Coronavirus: cresce l'allarme per l'Africa
Giancarlo La Vella - Città del Vaticano
Dopo Cina, Europa, Stati Uniti e America Latina, potrebbe essere l'Africa il nuovo banco di prova nella lotta al Coronavirus. Nelle ultime settimane l'Organizzazione Mondiale della Sanità (OMS) ha puntato i riflettori su quello che la pandemia potrebbe causarere nel continente. Gli ultimi dati parlano di quasi 900 mila casi ufficiali di coronavirus . Lo rende noto il Centro dell'Unione Africana per il controllo e la prevenzione delle malattie. In 24 ore si sono avuti circa 19 mila contagi in più, mentre sono 541 mila i pazienti sinora guariti dal virus. Quasi 20 mila i decessi. I Paesi più colpiti sono l'Egitto e il Sudafrica, che da soli, fanno registrare la metà dei casi totali. A seguire: Nigeria, Algeria e Marocco. Di fronte all'avanzata della pandemia, 34 Paesi hanno chiusio le loro frontiere e hanno applicato il lockdown, bloccando attività commerciali e spostamenti. Si tratta di numeri che non si possono paragonare per ora a quelli decisamente più gravi che si registrano negli Stati Uniti e in America Latina, ma che devono rappresentare un campanello d'allarme per tutta la comunità internazionale. Tutto il mondo ha contatti con la popolosa Africa e il continente potrebbe rappresentare un rischio globale, proprio mentre sono diversi i Paesi che si stanno lasciando alle spalle la fase acuta.

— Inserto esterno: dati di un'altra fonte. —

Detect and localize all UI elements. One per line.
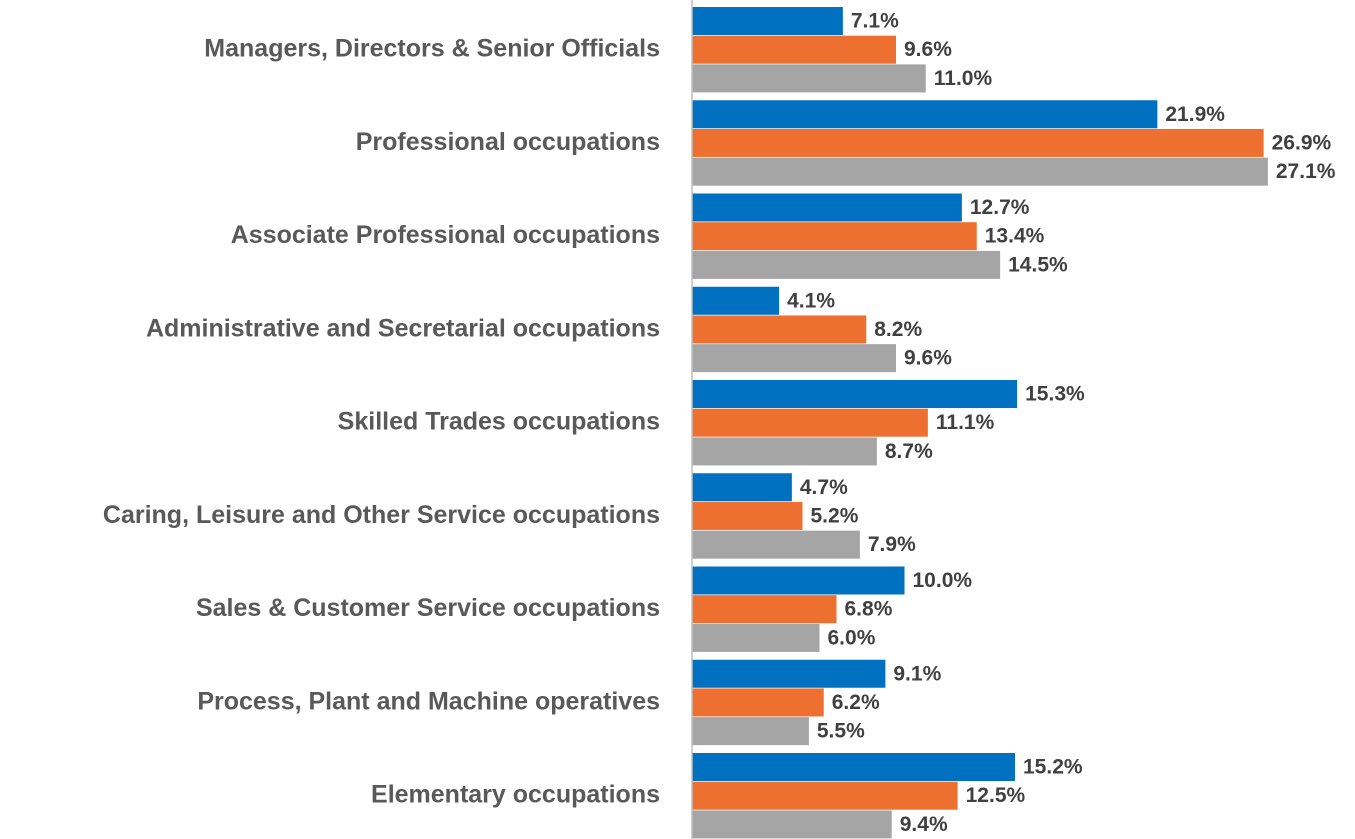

Ong mobilitate per l'Africa
Di fronte alla fragilità delle strutture sanitarie africane, sono molte le organizzazzioni umanitarie che stanno moltiplicando gli sforzi soprattutto nei Paesi che, oltre al Covid-19, scontano le difficoltà di altre situazioni endemiche, di un'economia traballante e informale, di una povertà sempre più diffusa e di problemi politici mai risolti. Tra queste c'è il Vis, Volontariato Internazionale per lo sviluppo, che opera soprattutto nell'Africa occidentale, che opera, tra gli altri, in modo capillare nei Paesi dell'Africa occidentale.. Davide Asta, responsabile amministrativo del Vis per quella zona del continente, riferisce che la sua organizzazione opera soprattutto a livello di sensibilizzazione della popolazione, facendo capire i rischi di misure di contenimento non applicate in maniera rigida e sistematica. Infatti, afferma Asta, si è avuto un sensibile rialzo dei contagi da quando diversi Paesi hanno dovuto riaprire le alltivtà commerciali per evitare il tracollo economico.

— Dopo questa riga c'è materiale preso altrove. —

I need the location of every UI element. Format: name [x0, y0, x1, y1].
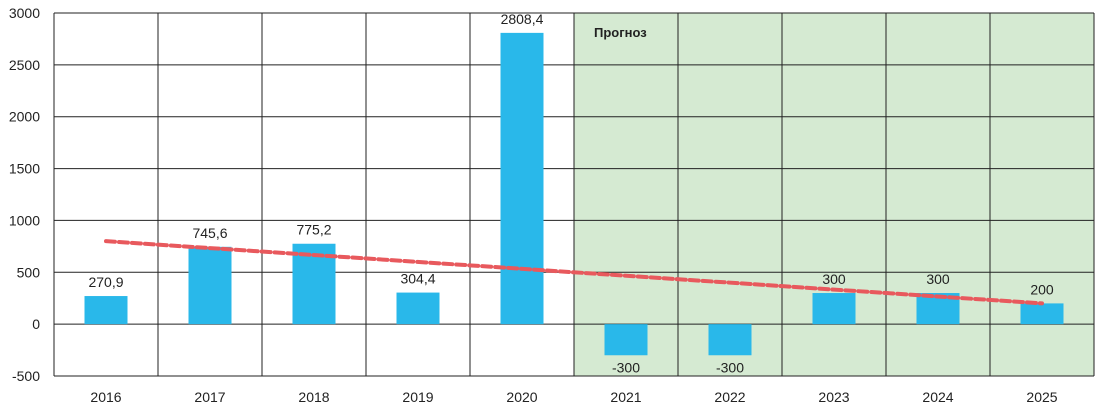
trend-line	[104, 239, 1044, 306]
bar-2021	[604, 324, 648, 356]
y-tick-label: -500	[12, 368, 40, 384]
data-label: 270,9	[88, 274, 123, 290]
data-label: 200	[1030, 281, 1054, 297]
x-tick-label: 2021	[610, 389, 641, 405]
x-tick-label: 2016	[90, 389, 121, 405]
y-tick-label: 1500	[9, 161, 40, 177]
bar-2023	[812, 293, 856, 325]
bar-2025	[1020, 303, 1064, 325]
y-tick-label: 2500	[9, 57, 40, 73]
bar-2017	[188, 246, 232, 325]
data-label: 304,4	[400, 271, 435, 287]
x-tick-label: 2018	[298, 389, 329, 405]
x-tick-label: 2020	[506, 389, 537, 405]
data-label: 2808,4	[501, 11, 544, 27]
bar-2020	[500, 32, 544, 325]
data-label: 300	[926, 271, 950, 287]
data-label: 745,6	[192, 225, 227, 241]
forecast-label: Прогноз	[594, 25, 647, 40]
y-tick-label: 2000	[9, 109, 40, 125]
data-label: 300	[822, 271, 846, 287]
data-label: -300	[612, 359, 640, 375]
data-label: 775,2	[296, 222, 331, 238]
data-label: -300	[716, 359, 744, 375]
y-tick-label: 500	[17, 264, 41, 280]
x-tick-label: 2024	[922, 389, 953, 405]
y-tick-label: 3000	[9, 5, 40, 21]
bar-2022	[708, 324, 752, 356]
y-tick-label: 1000	[9, 212, 40, 228]
bar-2016	[84, 296, 128, 325]
y-tick-label: 0	[32, 316, 40, 332]
x-tick-label: 2017	[194, 389, 225, 405]
x-tick-label: 2022	[714, 389, 745, 405]
x-tick-label: 2025	[1026, 389, 1057, 405]
x-tick-label: 2019	[402, 389, 433, 405]
x-tick-label: 2023	[818, 389, 849, 405]
bar-2019	[396, 292, 440, 325]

Preoccupazione per le giovani generazioni
Quelllo che bisogna evitare, sottolinea Davide Asta, è che la pandemia abbia una ricaduta negativa sulle fasce più fragili della popolazione, in particolare i giovani e i giovanissimi. Il lockdown e il distanziamento sociale, decisi da un giorno all'altro come prime misure anti-Covid, hanno bloccato anche l'accesso alle strutture sanitarie, dove si eseguono le vaccinazioni per altre gravi malattie che colpiscono il continente africano. Le giovani generazioni, dunque, senza un piano di vaccinazioni regolare, rischiano, oltre al contagio da coronavirus, anche di essere colpite da altre forme patologiche. C'è infine l'emergenza istruzione, già grave in tempi normali. Ora con il coronavirus non è stato possibile nella stragrande maggioranza dei casi sostituire alle lezioni regolari la didattica a distanza. In Africa non è ancora molto sviluppata la rete internet. Il possesso e l'utilizzo di cellulari, tablet e pc non è diffuso come in Europa. Lo sforzo del Vis, dunque, è quello di creare del programmi di accesso all'istruzione, che consentano alla totalità dei bambini di usufruire dellinsegnamento scolastico.